T1 Diabetes is STILL extremely expensive to treat. Just because it's "only" ~10% of the total Diabetic population, doesn't equate to only ~10% of the costs incurred. T1 Diabetics account for FAR more costs(per person compared to T2) via: daily treatment, reoccurring, and emergency. Not to mention that for "most" T2 Diabetics, the disease can be easily managed via proper diet and exercise, something which CANNOT be done with T1 Diabetics.
source: someone who walks around daily with ~$8,000 worth of electronics strapped to their body everyday for the past 15 years.
I'd imagine the patents are owned by the institutions the research is being conducted at and a Big Pharma will company will buy or license those patents after trials.
Startups are too small for shouldering the financial load of developing/testing/insurance/lab facilities/high end staff. Plus, Big Pharma has established distribution channels that would get a Type 1 like me my cure faster, which one may consider ethical territory.

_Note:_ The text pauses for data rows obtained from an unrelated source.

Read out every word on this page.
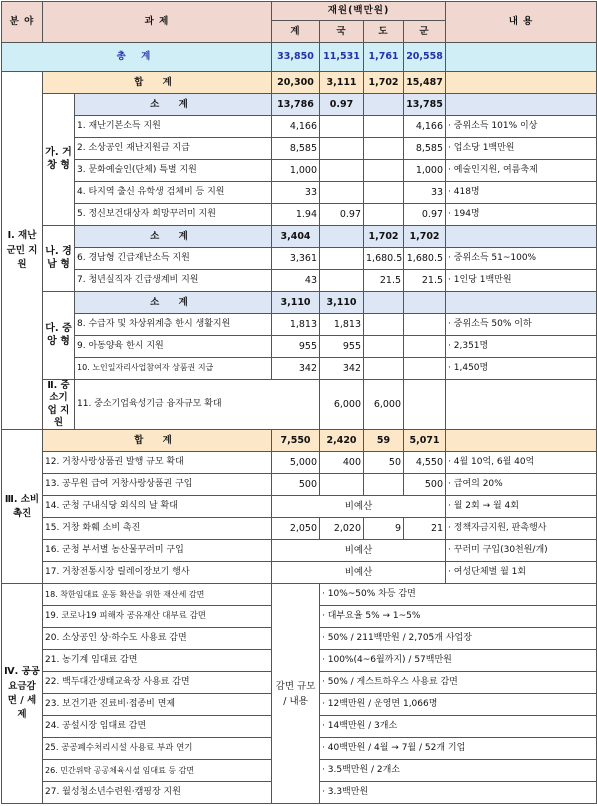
분 야	과 제		재원(백만원)				내 용	
			계	국	도	군		
총 계			33,850	11,531	1,761	20,558		
Ⅰ. 재난 군민 지원	합 계		20,300	3,111	1,702	15,487		
	가. 거 창 형	소 계	13,786	0.97		13,785		
		1. 재난기본소득 지원	4,166			4,166	· 중위소득 101% 이상	
		2. 소상공인 재난지원금 지급	8,585			8,585	· 업소당 1백만원	
		3. 문화예술인(단체) 특별 지원	1,000			1,000	· 예술인지원, 여름축제	
		4. 타지역 출신 유학생 검체비 등 지원	33			33	· 418명	
		5. 정신보건대상자 희망꾸러미 지원	1.94	0.97		0.97	· 194명	
	나. 경 남 형	소 계	3,404		1,702	1,702		
		6. 경남형 긴급재난소득 지원	3,361		1,680.5	1,680.5	· 중위소득 51~100%	
		7. 청년실직자 긴급생계비 지원	43		21.5	21.5	· 1인당 1백만원	
	다. 중 앙 형	소 계	3,110	3,110				
		8. 수급자 및 차상위계층 한시 생활지원	1,813	1,813			· 중위소득 50% 이하	
		9. 아동양육 한시 지원	955	955			· 2,351명	
		10. 노인일자리사업참여자 상품권 지급	342	342			· 1,450명	
	Ⅱ. 중소기업 지원	11. 중소기업육성기금 융자규모 확대		6,000	6,000			
Ⅲ. 소비 촉진	합 계		7,550	2,420	59	5,071		
	12. 거창사랑상품권 발행 규모 확대		5,000	400	50	4,550	· 4월 10억, 6월 40억	
	13. 공무원 급여 거창사랑상품권 구입		500			500	· 급여의 20%	
	14. 군청 구내식당 외식의 날 확대		비예산				· 월 2회 → 월 4회	
	15. 거창 화훼 소비 촉진		2,050	2,020	9	21	· 정책자금지원, 판촉행사	
	16. 군청 부서별 농산물꾸러미 구입		비예산				· 꾸러미 구입(30천원/개)	
	17. 거창전통시장 릴레이장보기 행사		비예산				· 여성단체별 월 1회	
Ⅳ. 공공 요금감면 / 세제	18. 착한임대료 운동 확산을 위한 재산세 감면		감면 규모 / 내용	· 10%~50% 차등 감면				
	19. 코로나19 피해자 공유재산 대부료 감면			· 대부요율 5% → 1~5%				
	20. 소상공인 상·하수도 사용료 감면			· 50% / 211백만원 / 2,705개 사업장				
	21. 농기계 임대료 감면			· 100%(4~6월까지) / 57백만원				
	22. 백두대간생태교육장 사용료 감면			· 50% / 게스트하우스 사용료 감면				
	23. 보건기관 진료비·접종비 면제			· 12백만원 / 운영면 1,066명				
	24. 공설시장 임대료 감면			· 14백만원 / 3개소				
	25. 공공폐수처리시설 사용료 부과 연기			· 40백만원 / 4월 → 7월 / 52개 기업				
	26. 민간위탁 공공체육시설 임대료 등 감면			· 3.5백만원 / 2개소				
	27. 월성청소년수련원·캠핑장 지원			· 3.3백만원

(I'd actually recommend giving the paper a skim even if you're not trained in biology. The Introduction and Discussion should still be very comprehensible, and while the Results do suffer from the alphabet soup problem (as do most biological papers), the overall structure of the evidence should be clear - pay particularly close attention to Figure 5A and Figure 6A-C).
Commentary from a very well regarded stem cell scientist (and prolific blogger, Paul Knoepfler) here: http://www.ipscell.com/2014/10/top-10-takeaways-from-harvard...
The key next challenge appears to be the creation and testing of appropriate delivery device that can enable persistent survival of the differentiated cells while still enabling them to sense blood glucose levels.